Il est difficile de caractériser la structure de financement et de distribution au sein des groupes criminels asiatiques impliqués dans la culture de marijuana à Montréal puisque très peu d’enquêtes atteignent ces niveaux. Cependant, le projet Borax, une enquête d’envergure menée de 2005 à 2009, qui visait les cultures intérieures27, a permis de

révéler le rôle important joué par les commerçants impliqués dans la vente d’équipements hydroponiques, qui offraient plusieurs services aux producteurs28. Bien que ce projet ait

été très intense, force est d’admettre qu’il ne semble pas avoir déstabilisé les groupes criminels asiatiques ni ralenti leurs activités de production. Au contraire, nos données montrent que la capacité de production des serres liées aux groupes asiatiques augmente en taille jusqu’en 2011. Il est possible que cette augmentation serve à compenser les pertes subies suite au projet Borax. L’absence d’impact pourrait également s’expliquer par le fait que les arrestations ciblaient principalement des producteurs, qui ne sont pas des joueurs centraux lors des phases de distribution et d’exportation.

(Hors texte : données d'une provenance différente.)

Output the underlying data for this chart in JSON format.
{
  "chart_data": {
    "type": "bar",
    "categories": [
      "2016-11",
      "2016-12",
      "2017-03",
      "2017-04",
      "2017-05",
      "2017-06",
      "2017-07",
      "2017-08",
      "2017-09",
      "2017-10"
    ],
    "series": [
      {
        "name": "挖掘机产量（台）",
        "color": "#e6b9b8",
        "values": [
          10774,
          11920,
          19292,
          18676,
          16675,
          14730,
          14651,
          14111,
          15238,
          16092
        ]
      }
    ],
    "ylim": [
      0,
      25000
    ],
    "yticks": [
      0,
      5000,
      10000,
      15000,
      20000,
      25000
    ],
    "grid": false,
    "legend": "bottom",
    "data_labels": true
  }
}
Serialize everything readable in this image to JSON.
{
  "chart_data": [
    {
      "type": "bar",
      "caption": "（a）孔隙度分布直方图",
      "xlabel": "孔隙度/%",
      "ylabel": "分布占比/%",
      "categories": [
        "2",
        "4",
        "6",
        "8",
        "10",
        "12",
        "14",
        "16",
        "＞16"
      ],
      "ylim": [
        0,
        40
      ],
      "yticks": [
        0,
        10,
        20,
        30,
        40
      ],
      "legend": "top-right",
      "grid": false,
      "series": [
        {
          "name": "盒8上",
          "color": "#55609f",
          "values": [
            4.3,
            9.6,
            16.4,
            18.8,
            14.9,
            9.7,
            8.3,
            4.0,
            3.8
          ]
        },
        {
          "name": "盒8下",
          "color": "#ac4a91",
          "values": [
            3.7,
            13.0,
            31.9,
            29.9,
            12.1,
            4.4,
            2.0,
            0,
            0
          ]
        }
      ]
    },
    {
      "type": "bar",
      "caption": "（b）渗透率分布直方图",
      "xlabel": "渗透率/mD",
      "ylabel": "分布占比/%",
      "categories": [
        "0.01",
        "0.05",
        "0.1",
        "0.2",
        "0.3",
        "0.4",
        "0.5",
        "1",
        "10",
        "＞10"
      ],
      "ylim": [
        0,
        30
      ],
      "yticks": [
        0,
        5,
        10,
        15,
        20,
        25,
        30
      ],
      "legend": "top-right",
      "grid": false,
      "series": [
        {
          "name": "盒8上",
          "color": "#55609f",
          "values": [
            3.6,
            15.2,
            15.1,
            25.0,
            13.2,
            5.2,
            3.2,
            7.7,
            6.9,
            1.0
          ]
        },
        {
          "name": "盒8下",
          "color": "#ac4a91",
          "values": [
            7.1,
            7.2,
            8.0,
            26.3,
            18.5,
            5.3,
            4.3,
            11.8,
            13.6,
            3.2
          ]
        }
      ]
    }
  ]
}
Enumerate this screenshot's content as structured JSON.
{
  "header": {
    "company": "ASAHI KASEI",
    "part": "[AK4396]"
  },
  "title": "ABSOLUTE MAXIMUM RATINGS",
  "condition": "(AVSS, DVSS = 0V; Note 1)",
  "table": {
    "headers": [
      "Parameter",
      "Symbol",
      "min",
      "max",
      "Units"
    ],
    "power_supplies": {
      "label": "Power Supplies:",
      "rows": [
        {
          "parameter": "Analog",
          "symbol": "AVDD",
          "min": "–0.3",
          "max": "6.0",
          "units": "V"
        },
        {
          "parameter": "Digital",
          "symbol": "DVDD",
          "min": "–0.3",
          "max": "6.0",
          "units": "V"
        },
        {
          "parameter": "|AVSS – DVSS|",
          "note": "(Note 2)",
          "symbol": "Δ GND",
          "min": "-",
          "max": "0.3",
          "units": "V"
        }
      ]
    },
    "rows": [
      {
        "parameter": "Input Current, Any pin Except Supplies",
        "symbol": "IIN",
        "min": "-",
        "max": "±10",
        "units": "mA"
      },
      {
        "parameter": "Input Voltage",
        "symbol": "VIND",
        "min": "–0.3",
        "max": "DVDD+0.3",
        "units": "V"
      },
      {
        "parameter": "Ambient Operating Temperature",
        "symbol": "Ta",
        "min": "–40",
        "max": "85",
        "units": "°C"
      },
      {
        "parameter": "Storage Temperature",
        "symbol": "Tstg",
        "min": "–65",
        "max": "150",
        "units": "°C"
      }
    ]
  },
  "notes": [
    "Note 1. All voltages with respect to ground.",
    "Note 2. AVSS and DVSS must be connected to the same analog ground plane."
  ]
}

En dernier lieu, les connaissances sur la structure des réseaux d’exportation sont aussi limitées, et proviennent principalement de rapports issus d’organismes gouvernementaux. Dans ces rapports, il est dit, de façon très large, que les groupes criminels asiatiques collaborent avec des groupes de différentes souches lors des phases de distribution et d’exportation de marijuana (GRC, 2010). Par exemple, en Colombie-Britannique, les groupes asiatiques collaboreraient avec des motards criminalisés (Hells Angels) dans la phase d’exportation vers les États-Unis. La structure locale des réseaux d’exportation à partir de Montréal est toutefois très peu connue.

Conclusion

La réponse policière en matière de production de marijuana est essentiellement réactive, la majorité des cultures étant signalée aux policiers suite à leur découverte par une tierce partie ou suite à des dégâts causés par la mise en place d’une plantation. Les interventions qui font suite à cette découverte sont aussi d’intensité mineure puisque les ressources allouées afin de s’attaquer à cette problématique sont peu nombreuses. Pourtant, plusieurs constats issus de nos analyses tendent à montrer que l’industrie de production de marijuana est importante sur notre territoire.